Ini hanya satu contoh saja, bahwa dalam konteks pernikahan, hendaknya dikaitkan dengan proyek
besar dakwah Islam. Jika kecantikan gadis harapan anda bernilai 100 poin, tidakkah anda bersedia
menurunkan 20 atau 30 poin untuk bisa mendapatkan kebaikan dari segi yang lain? ketika pilihan itu
membawa maslahat bagi dakwah, mengapa tidak ditempuh? Jika gadis harapan anda berusia 20
tahun, tidakkan anda bersedia sedikit memberikan toleransi dengan masalahat kepada wanita yang
lebih mendesak untuk segera menikah disebabkan desakan usia?

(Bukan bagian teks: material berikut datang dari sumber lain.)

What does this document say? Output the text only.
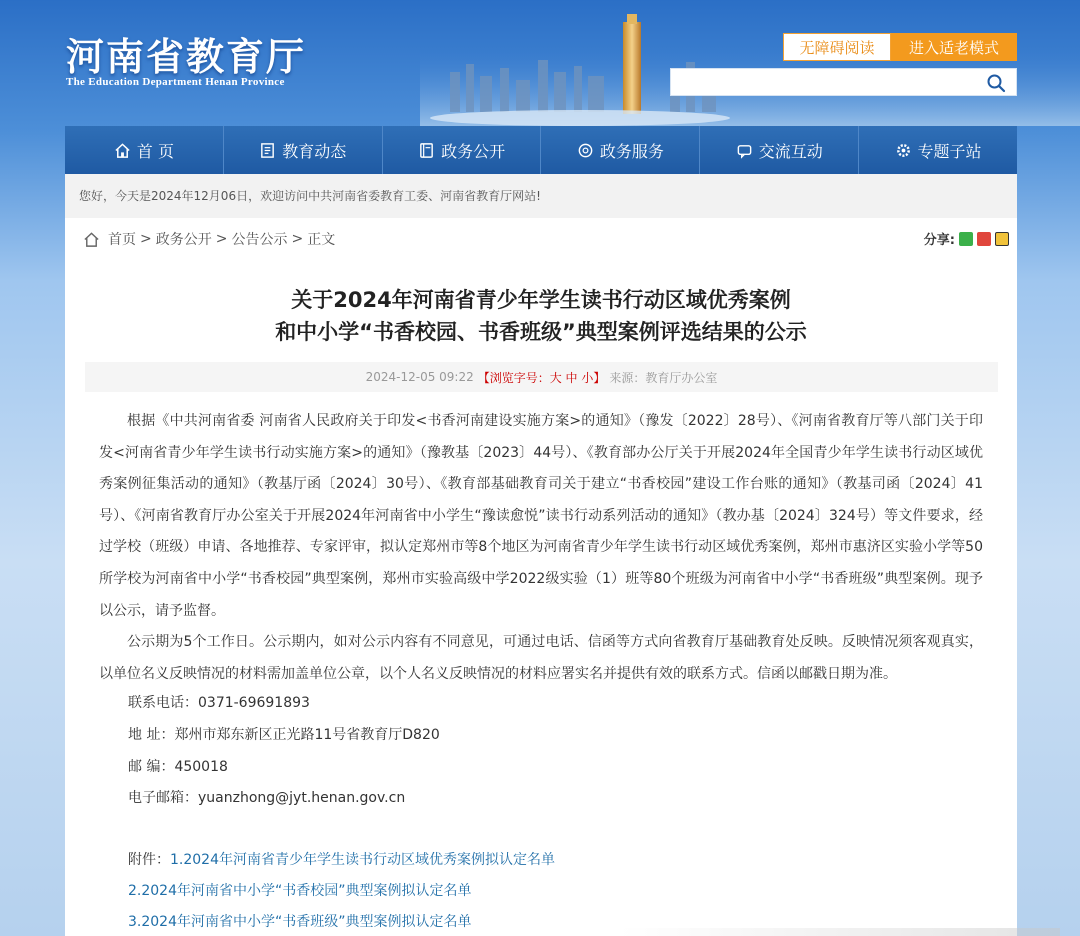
河南省教育厅
The Education Department Henan Province
无障碍阅读	进入适老模式
首 页	教育动态	政务公开	政务服务	交流互动	专题子站
您好，今天是2024年12月06日，欢迎访问中共河南省委教育工委、河南省教育厅网站!
首页 > 政务公开 > 公告公示 > 正文	分享:
关于2024年河南省青少年学生读书行动区域优秀案例
和中小学“书香校园、书香班级”典型案例评选结果的公示
2024-12-05 09:22 【浏览字号：大 中 小】 来源：教育厅办公室

根据《中共河南省委 河南省人民政府关于印发<书香河南建设实施方案>的通知》（豫发〔2022〕28号）、《河南省教育厅等八部门关于印发<河南省青少年学生读书行动实施方案>的通知》（豫教基〔2023〕44号）、《教育部办公厅关于开展2024年全国青少年学生读书行动区域优秀案例征集活动的通知》（教基厅函〔2024〕30号）、《教育部基础教育司关于建立“书香校园”建设工作台账的通知》（教基司函〔2024〕41号）、《河南省教育厅办公室关于开展2024年河南省中小学生“豫读愈悦”读书行动系列活动的通知》（教办基〔2024〕324号）等文件要求，经过学校（班级）申请、各地推荐、专家评审，拟认定郑州市等8个地区为河南省青少年学生读书行动区域优秀案例，郑州市惠济区实验小学等50所学校为河南省中小学“书香校园”典型案例，郑州市实验高级中学2022级实验（1）班等80个班级为河南省中小学“书香班级”典型案例。现予以公示，请予监督。

公示期为5个工作日。公示期内，如对公示内容有不同意见，可通过电话、信函等方式向省教育厅基础教育处反映。反映情况须客观真实，以单位名义反映情况的材料需加盖单位公章，以个人名义反映情况的材料应署实名并提供有效的联系方式。信函以邮戳日期为准。

联系电话：0371-69691893
地 址：郑州市郑东新区正光路11号省教育厅D820
邮 编：450018
电子邮箱：yuanzhong@jyt.henan.gov.cn
附件：1.2024年河南省青少年学生读书行动区域优秀案例拟认定名单
2.2024年河南省中小学“书香校园”典型案例拟认定名单
3.2024年河南省中小学“书香班级”典型案例拟认定名单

Jika anda adalah wanita muda usia,
dan ditanya ? dalam konteks pernikahan ? oleh seorang lelaki yang sesuai kriteria harapan anda,
mampukah anda mengatakan kepada dia, "saya memang telah siap menikah, akan tetapi si B sahabat
saya, lebih mendesak untuk segera menikah".

Atau kita telah sepakat untuk tidak mau melihat realitas itu, karena bukanlah tanggung jawab kita ?
Ini urusan masing-masing. Keberuntungan dan keidakberuntungan adalah soal takdir yang tidak
berada di tangan kita. Masya Allah, seribu dalil bisa kita gunakan untuk mengabsahkan pikiran
individualistik kita. Akan tetapi hendaknya kita ingat pesan kenabian berikut:

"Perumpamaan orang-orang mukmin dalam cinta, kasih sayang dan kelembutan hati mereka adalah
seperti satu tubuh. Apabila satu anggota tubuh menderita sakit, terasakanlah sakit tersebut di
seluruh tubuh hingga tidak bisa tidur dan panas" (Riwayat Bukhari dan Muslim)
Bisa jadi kebahagiaan pernikahan kita telah menyakitkan dan mengiris-ngiris hati beberapa orang
lain. Setiap saat mereka mendapatkan undangan pernikahan, harus membaca, dan menghadiri
dengan perasaan yang sedih, karena jodoh tak kunjung datang, sementara usia terus bertambah, dan
kepercayaan diri semakin berkurang.

Disinilah perlunya kita berfikir tentang kemaslahatan dakwah dalam proses pernikahan muslim.